Specifically, we need to begin rebuilding a network of core wildland reserves and biological corridors wherever we live, and over the coming decades push to restore and reconnect the living landscape in order for life processes, wildlife, water, and ourselves to be able to weather the coming challenges that our changing world has in store. This will be much like the interstate highway system connecting large cities and smaller towns. Across the country, we need an ecological “highway” system of core reserves and networks connecting landscape-level, restored, and protected wildland ecosystems. This new restoration economy can be leveraged to provide invaluable wealth, prosperity, health, and peace to society, not just through the ecological services provided by high-functioning native landscapes, but by many, many new jobs, youth education programs, open space, community interaction, propagation of new ideas, super-clean technologies, and so much more.
We are faced with a huge challenge as our world begins to enter multisystem failure: Throw our hands up and squeak, or roll up our sleeves, let our eyes shine, seek commonality with each other and our battered ecosystems, and get to work.
This is so doable. The rebirth of the Great Plains can be a model and metaphor for people and ecosystems everywhere.
How do you go about the very tough challenge of getting people who have no idea of the negative ecological impacts they impose on the earth to become aware of environmental health and its close relationship to their health — as an outsider, especially? — Christina Roach, Sunrise, Fla.
No matter where we live, whether in a suburb, inner-city ‘hood, rural outback town, or glass-and-steel metrosexual high-rise, we all still live within a specific ecosystem — even if it has been changed by humans. And the earth is a very small, closed planet, so I don’t really believe there are any true outsiders.

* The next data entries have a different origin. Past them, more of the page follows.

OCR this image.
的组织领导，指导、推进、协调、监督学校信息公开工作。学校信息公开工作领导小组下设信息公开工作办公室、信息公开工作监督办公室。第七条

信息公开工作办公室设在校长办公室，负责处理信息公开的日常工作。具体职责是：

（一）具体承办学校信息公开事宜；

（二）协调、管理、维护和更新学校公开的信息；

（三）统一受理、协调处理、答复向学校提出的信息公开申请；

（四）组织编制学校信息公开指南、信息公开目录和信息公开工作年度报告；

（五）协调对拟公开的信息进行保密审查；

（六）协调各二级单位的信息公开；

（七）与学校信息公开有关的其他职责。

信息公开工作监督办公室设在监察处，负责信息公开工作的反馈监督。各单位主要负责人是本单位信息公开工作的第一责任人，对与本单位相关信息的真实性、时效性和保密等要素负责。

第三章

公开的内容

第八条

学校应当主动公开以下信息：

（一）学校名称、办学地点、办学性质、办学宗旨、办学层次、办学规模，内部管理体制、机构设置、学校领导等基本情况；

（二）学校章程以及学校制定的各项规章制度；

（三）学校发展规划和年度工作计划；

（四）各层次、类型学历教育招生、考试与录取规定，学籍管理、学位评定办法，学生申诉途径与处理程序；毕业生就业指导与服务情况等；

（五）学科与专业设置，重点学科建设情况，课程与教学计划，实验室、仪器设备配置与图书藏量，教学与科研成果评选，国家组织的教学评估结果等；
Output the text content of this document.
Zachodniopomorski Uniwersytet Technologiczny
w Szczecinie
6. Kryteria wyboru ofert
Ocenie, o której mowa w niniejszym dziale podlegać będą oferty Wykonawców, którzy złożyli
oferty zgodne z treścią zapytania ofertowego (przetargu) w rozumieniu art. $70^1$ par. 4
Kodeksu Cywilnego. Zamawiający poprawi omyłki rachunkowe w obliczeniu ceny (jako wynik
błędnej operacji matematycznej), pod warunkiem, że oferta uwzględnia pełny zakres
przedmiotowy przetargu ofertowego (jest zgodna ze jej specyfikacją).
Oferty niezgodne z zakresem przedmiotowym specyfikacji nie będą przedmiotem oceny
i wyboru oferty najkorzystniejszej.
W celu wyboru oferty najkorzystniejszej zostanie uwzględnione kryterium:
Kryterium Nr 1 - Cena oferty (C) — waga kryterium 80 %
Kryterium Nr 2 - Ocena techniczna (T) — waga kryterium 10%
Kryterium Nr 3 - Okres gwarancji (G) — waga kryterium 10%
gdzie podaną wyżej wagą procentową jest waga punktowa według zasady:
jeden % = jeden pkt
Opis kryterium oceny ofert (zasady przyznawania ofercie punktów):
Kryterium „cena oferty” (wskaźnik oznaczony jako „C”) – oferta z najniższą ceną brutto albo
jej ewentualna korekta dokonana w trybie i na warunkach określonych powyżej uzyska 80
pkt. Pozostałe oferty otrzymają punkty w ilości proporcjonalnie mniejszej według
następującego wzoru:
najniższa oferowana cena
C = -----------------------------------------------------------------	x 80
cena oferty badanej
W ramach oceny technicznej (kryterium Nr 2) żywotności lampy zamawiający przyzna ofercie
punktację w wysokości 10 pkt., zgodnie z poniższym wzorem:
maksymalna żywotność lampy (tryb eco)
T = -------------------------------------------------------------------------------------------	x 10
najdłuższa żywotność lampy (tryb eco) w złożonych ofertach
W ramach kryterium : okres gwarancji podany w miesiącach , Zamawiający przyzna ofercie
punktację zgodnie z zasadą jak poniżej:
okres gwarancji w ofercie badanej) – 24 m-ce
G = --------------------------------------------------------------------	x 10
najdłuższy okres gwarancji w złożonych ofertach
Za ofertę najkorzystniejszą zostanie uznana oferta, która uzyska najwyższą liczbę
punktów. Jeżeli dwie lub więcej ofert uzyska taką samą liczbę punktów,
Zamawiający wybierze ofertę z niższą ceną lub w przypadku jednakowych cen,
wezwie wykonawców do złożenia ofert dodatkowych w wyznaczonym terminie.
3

The first step is to become conscious of where you’re at and work to belong to your ecological identity. Then, take personal responsibility for the specific consequences your actions have on others (people and animals) and always seek to cause less impact. True health is a three-legged stool of self, community, and the natural world. Pull any one leg out and the stool collapses. Great Plains Restoration Council calls this process “becoming an ecological participant.” Ecological participants become walking role models by their actions.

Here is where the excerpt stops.